Dès ses premières expositions, Soulages est identifié comme un artiste à part. Cela a des conséquences positives, très tôt, sur la diffusion de son travail. On a du mal aujourd’hui à se rendre compte à quel point son œuvre était différente, et a été repérée comme telle. Il y a la fameuse phrase de Francis Picabia, qui lui dit qu’avec ce qu’il fait, il va avoir beaucoup d’ennuis. Soulages n’est pas comme les autres peintres de sa génération, qui sont dans une tradition post-cubiste, géométrique, dans le postimpressionnisme ou l’expressionnisme… C’est un peintre du geste, mais d’un geste contrôlé, ralenti, pas d’une gestualité, comme c’est le cas des grands artistes de l’expressionnisme abstrait, notamment américains. Il prend une voie autonome, avec une restriction colorée, et il parviendra à la conserver d’un bout à l’autre. L’« outrenoir », ce travail avec la surface de la toile pour jouer avec les reflets de la lumière, n’est pas assimilable à ce qu’ont pu faire d’autres artistes avec une couleur unique. Ce n’est pas non plus conceptuel, c’est la démarche d’un peintre qui fait de la peinture. C’est une peinture émotionnelle. Soulages parle d’« espace mental : ni image, ni langage ». Il invente un style qui lui est propre dès le départ et le poursuit.

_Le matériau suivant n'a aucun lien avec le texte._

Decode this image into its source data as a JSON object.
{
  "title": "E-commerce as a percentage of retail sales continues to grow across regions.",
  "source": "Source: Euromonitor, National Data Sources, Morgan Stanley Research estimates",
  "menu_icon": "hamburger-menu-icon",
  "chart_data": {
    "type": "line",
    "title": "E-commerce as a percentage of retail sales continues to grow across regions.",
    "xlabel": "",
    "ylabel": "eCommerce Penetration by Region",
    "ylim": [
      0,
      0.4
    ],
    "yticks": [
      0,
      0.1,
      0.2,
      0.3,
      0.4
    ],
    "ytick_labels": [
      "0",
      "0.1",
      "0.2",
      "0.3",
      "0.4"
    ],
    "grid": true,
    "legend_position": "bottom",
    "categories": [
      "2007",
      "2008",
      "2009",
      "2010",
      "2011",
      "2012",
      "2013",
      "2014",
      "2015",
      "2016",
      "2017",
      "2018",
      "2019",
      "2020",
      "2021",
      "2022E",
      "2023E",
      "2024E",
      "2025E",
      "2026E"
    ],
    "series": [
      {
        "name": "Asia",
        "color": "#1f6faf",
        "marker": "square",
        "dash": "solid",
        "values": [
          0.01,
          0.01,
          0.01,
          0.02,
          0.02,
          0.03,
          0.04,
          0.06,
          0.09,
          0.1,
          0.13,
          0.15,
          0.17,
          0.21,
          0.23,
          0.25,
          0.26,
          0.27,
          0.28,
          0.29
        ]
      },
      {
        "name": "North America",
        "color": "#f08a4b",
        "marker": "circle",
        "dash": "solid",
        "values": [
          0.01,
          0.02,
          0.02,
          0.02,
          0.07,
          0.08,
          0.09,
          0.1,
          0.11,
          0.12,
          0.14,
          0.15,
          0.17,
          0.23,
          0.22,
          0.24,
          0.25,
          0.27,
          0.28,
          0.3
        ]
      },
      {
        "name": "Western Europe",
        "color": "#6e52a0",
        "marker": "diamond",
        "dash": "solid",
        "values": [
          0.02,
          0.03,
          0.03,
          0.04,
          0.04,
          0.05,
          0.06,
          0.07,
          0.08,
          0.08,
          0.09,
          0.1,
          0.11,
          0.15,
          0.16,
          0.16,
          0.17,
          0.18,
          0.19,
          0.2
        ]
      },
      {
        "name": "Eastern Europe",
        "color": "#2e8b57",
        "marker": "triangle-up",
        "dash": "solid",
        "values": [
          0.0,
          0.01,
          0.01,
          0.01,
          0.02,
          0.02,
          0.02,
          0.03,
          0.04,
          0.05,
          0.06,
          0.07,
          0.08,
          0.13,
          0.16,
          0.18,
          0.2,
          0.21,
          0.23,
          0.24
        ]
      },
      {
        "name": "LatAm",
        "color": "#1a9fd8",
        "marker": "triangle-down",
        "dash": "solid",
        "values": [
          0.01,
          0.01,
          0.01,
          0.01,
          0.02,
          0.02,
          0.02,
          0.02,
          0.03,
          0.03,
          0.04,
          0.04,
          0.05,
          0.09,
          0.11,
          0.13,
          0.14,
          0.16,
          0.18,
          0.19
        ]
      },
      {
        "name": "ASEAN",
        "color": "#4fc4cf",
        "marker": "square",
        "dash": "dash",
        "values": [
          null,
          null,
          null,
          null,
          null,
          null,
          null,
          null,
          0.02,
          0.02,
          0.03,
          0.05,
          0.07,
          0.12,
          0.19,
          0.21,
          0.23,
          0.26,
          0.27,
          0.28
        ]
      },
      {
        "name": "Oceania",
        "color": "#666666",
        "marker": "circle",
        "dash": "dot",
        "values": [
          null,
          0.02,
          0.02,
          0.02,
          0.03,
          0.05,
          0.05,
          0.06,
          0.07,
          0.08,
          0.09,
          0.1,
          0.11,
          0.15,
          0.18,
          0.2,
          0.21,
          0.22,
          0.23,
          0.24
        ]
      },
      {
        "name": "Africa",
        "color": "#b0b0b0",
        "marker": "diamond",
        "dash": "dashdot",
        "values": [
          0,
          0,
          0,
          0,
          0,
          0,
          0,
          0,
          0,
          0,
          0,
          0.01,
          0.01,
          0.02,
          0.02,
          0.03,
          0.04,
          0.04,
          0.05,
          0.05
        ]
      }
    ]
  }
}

L’invention de l’« outrenoir », en 1979, marque cependant un point de rupture…
Plus qu’une rupture, c’est un renouvellement. Soulages devient alors le peintre du noir et de la lumière. Avant, il jouait des contrastes, entre le sombre et le clair, le noir et la couleur. J’ai eu la chance d’organiser en 1979, au Centre Pompidou, une exposition Soulages, au moment où il commence à faire ce qu’il n’appelle pas encore l’« outrenoir ». J’avais montré la toile intitulée 14 avril 1979, qui se trouve dans l’exposition au Louvre, la première où le pigment noir recouvre la totalité de la surface et où seule la façon d’appliquer la matière entraîne une réflexion de la lumière, avec de multiples variantes. Ayant été le premier à exposer ces œuvres, je peux témoigner que c’était quelque chose de fascinant, une vraie expérience visuelle, dans un rapport à l’espace et à la lumière, comme avec les vitraux de [l’abbatiale Sainte-Foy de] Conques [1994]. L’« outrenoir » remonte à quarante ans, soit une durée plus longue que la période antérieure, celle des peintures des années 1950, qui connaissent beaucoup de succès sur le marché de l’art [lire ci-contre] et auxquelles on identifie souvent Soulages. Pendant ces quatre décennies, il n’a cessé d’expérimenter, toujours selon un protocole assez réduit, en multipliant les formats, les polyptyques.
Pierre Soulages est l’une des dernières légendes vivantes de l’abstraction : il a connu Yves Klein enfant, rencontré Mark Rothko à New York… Comment s’inscrit-il dans l’histoire de l’art du XXe siècle ? Quel est son apport ?
L’histoire de l’abstraction, avec la coupure de la Seconde Guerre mondiale, est marquée, après guerre, par le renouvellement et une orientation à la fois vers l’expressionnisme et le minimalisme, la réduction des formes. Soulages en est l’une des figures essentielles, au même titre que Rothko, dans cette façon de tenir le geste, de penser la peinture dans son potentiel monumental avec cette rigueur, ce refus de se laisser aller à des dérives, à des chemins de traverse. Il me semble que l’on n’a pas encore évalué la portée de l’« outrenoir ». Ce qui fait l’importance de Soulages, c’est l’ampleur, la complétude de son œuvre, très rare chez un peintre, due aussi au fait qu’il a vécu très longtemps. L’œuvre de Jackson Pollock est beaucoup plus limitée dans le temps. On rêverait de savoir ce que ce dernier aurait fait s’il n’était pas mort prématurément. L’œuvre de Soulages s’étend sur huit décennies et ne cesse de confirmer les positions prises dès le départ, ce qui la rend unique.
« Soulages au Louvre », 11 décembre 2019-9 mars 2020, musée du Louvre, département des Peintures, rue de Rivoli, 75001 Paris.